Submitted to: Nature
Publication Type: Review Article
Publication Acceptance Date: September 20, 2000
Publication Date: September 20, 2001
Citation: Hake, S.C. 2001. Mobile protein signals cell fate. Nature 413:261-264. Interpretive Summary: In plant roots, different cell types are organized in a well-defined pattern: each cell knows exactly where it is and what it should do. A molecule that tells cells where they are has now been discovered.

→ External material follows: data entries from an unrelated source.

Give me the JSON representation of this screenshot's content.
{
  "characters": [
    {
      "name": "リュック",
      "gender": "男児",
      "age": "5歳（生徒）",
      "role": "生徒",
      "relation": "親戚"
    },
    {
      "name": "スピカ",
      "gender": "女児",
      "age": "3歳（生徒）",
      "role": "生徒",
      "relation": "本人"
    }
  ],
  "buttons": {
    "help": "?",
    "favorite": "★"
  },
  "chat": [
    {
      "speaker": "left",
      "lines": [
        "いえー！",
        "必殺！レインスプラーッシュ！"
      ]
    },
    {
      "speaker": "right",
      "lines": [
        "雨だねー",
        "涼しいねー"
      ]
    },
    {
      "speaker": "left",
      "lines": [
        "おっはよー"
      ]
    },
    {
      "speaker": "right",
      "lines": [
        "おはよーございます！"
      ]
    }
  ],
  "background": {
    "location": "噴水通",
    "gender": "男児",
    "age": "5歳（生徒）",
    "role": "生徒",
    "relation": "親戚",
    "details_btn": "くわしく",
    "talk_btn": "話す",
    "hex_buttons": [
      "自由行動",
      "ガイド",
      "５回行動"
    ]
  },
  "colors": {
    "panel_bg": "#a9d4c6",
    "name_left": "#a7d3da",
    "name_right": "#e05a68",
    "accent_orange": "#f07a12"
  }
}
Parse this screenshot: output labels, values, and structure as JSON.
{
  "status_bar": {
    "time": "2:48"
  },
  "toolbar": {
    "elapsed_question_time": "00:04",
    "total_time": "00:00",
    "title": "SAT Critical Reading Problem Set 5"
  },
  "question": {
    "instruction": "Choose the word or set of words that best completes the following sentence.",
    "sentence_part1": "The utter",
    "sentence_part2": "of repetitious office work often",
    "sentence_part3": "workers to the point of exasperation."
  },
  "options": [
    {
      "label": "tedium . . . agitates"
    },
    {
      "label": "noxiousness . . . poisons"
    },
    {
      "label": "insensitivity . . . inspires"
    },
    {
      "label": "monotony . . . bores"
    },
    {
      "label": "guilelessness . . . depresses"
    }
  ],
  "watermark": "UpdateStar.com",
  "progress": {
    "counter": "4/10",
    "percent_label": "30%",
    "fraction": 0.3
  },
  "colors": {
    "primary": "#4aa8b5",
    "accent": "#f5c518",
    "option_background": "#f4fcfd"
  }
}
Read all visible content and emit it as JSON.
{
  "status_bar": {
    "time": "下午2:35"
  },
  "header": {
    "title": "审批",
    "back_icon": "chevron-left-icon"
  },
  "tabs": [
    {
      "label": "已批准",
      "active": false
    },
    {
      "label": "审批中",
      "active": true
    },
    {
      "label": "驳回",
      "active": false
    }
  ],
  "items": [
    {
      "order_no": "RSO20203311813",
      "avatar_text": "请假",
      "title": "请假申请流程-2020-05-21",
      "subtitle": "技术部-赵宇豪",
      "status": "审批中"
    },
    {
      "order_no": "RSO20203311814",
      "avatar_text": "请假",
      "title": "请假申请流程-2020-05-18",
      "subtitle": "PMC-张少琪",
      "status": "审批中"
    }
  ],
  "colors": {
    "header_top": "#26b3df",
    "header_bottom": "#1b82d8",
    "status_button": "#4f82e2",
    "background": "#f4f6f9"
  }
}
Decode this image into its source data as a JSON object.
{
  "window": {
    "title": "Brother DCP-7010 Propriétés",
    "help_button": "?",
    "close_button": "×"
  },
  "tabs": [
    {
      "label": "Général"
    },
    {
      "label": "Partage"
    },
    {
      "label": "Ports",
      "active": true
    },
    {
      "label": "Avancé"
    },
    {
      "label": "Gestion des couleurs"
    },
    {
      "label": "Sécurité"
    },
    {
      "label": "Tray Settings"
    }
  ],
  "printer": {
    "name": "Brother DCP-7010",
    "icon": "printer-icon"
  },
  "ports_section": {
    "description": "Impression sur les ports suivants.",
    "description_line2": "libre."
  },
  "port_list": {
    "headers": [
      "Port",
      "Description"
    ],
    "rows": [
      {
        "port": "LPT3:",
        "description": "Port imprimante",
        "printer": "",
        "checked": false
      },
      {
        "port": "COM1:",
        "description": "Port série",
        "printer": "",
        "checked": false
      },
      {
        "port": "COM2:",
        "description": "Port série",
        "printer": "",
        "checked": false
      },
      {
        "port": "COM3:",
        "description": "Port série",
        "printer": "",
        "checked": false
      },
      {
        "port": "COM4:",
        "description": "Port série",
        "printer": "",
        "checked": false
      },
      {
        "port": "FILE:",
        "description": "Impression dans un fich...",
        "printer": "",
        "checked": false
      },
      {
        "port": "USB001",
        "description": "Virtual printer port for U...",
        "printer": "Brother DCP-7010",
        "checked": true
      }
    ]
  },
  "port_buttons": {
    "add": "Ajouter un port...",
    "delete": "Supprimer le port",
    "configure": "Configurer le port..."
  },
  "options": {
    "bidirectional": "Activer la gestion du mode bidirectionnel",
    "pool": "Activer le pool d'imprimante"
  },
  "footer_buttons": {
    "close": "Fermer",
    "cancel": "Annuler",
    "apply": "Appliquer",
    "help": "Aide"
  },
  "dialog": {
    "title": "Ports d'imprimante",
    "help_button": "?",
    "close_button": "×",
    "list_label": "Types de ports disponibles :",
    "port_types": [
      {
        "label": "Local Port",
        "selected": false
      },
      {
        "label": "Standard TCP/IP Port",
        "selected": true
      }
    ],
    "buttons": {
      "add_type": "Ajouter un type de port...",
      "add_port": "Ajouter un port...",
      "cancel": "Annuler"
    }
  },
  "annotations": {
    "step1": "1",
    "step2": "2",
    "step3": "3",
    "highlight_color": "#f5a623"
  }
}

Technical Abstract: Positional information is pivotal for establishing developmental patterning in plants, but little is known about the underlying signalling mechanisms. The Arabidopsis root radial pattern is generated through stereotyped division of initial cells and the subsequent acquisition of cell fate. short-root (shr) mutants do not undergo the longitudinal cell division of the cortex/endodermis initial daughter cell, resulting in a single cell layer with only cortex attributes. Thus, SHR is necessary for both cell division and endodermis specification. SHR messenger RNA is found exclusively in the stele cells internal to the endodermis and cortex, indicating that it has a non-cell-autonomous mode of action. Here we show that the SHR protein, a putative transcription factor, moves from the stele to a single layer of adjacent cells, where it enters the nucleus. Ectopic expression of SHR driven by the promoter of the downstream gene SCARECROW (SCR) results in autocatalytic reinforcement of SHR signalling, producing altered cell fates and multiplication of cell layers. These results support a model in which SHR protein acts both as a signal from the stele and as an activator of endodermal cell fate and SCR-mediated cell division.